Lo chiamano ‘the forest’, la foresta. Eppure, altro non è che largo Mazzoni, il piazzale davanti alla stazione Tiburtina. Da quattro giorni è la casa di centinaia di profughi, letteralmente accampati sotto gli alberi a pochi metri dalla stazione ferroviaria di Tiburtina, quella costata 330 milioni e che avrebbe dovuto costituire il fiore all’occhiello dell’Italia moderna, e all’ombra della Città del Sole, gioiello architettonico di Parsitalia.
Pochissimi di loro capiscono parole di italiano, qualcuno parla un inglese un po’ stentato, molto viene espresso a gesti. Per lo più sono di madrelingua aramaica, tutti musulmani. In giro, quando arriviamo, non se ne vedono più di 40: Loro però dicono di essere 150, forse 200. E qualche frequentatore del piazzale conferma quei numeri.
Per terra hanno messo dei teli, su cui stanno seduti durante il giorno o si sdraiano per dormire di notte. Intorno a loro, nessuno sembra averli notati, né pare essersi accorto della loro presenza, tanto meno le autorità
Ma da dove vengono e come sono arrivati in Italia? “Scappati … mare … Sardinia” dicono di essersi imbarcati su navi provenienti da vari Paesi dell’Africa, come la Libia, la Somalia, forse il Sudan, e di aver attraversato il mar Mediterraneo, fino ad arrivare a Roma.

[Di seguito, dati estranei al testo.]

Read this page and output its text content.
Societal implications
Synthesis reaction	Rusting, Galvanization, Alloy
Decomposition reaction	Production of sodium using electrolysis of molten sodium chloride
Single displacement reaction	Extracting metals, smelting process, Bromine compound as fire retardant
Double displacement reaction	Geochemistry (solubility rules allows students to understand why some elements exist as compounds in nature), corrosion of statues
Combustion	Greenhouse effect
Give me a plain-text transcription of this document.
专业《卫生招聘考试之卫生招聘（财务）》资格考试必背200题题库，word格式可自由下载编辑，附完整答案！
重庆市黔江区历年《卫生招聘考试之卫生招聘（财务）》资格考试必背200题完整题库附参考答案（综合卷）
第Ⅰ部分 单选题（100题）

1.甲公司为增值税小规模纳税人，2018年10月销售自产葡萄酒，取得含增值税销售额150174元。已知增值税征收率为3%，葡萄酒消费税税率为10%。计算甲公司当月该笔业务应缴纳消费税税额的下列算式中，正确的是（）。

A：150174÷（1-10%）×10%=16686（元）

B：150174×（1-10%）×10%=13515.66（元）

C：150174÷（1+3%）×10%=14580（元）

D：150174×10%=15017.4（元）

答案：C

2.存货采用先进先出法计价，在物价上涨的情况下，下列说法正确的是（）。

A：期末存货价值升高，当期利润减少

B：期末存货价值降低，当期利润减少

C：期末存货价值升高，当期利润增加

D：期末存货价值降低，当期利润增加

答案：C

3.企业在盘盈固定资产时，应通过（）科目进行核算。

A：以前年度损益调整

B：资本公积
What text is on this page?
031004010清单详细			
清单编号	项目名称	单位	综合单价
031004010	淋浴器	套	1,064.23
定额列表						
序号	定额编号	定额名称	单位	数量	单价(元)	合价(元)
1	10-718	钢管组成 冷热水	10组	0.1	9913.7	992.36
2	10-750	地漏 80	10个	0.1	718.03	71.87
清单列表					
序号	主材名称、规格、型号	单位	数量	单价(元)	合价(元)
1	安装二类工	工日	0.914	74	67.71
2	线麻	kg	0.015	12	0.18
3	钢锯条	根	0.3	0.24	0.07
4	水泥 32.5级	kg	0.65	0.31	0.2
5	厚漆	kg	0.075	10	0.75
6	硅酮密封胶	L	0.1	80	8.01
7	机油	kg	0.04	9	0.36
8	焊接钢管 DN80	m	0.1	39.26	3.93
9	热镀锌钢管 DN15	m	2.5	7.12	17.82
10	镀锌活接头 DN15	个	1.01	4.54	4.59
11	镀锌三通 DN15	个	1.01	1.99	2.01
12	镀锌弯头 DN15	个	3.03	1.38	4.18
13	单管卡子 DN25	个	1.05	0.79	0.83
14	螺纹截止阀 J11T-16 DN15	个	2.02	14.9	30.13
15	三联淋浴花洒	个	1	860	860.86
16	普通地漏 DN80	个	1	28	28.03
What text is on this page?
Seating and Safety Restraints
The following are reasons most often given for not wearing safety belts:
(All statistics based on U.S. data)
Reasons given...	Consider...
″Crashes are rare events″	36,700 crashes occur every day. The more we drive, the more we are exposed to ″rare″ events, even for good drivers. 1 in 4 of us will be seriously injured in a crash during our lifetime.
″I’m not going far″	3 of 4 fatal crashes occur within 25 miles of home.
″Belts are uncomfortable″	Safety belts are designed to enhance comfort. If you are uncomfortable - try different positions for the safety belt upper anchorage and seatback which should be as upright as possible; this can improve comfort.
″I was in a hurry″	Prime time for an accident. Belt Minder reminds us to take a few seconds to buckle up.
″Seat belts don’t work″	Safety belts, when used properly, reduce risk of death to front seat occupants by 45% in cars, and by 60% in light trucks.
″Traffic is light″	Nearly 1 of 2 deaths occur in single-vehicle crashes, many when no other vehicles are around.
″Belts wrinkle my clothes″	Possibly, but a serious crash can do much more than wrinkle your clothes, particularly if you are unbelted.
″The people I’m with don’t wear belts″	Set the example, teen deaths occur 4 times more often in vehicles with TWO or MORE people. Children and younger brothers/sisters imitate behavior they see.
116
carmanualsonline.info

L’Italia non è il loro approdo finale. Nel loro poco inglese, fanno capire di essere passati da qui per raggiungere altre mete. Soprattutto altri Paesi dell’Europa: “Germania, Norvegia, il nord Europa”, queste le loro mete. Ma non hanno soldi, dicono. Nè casa, né soldi. E, davanti alla domanda ‘come farete a trasferirvi?’ rispondono con il silenzio.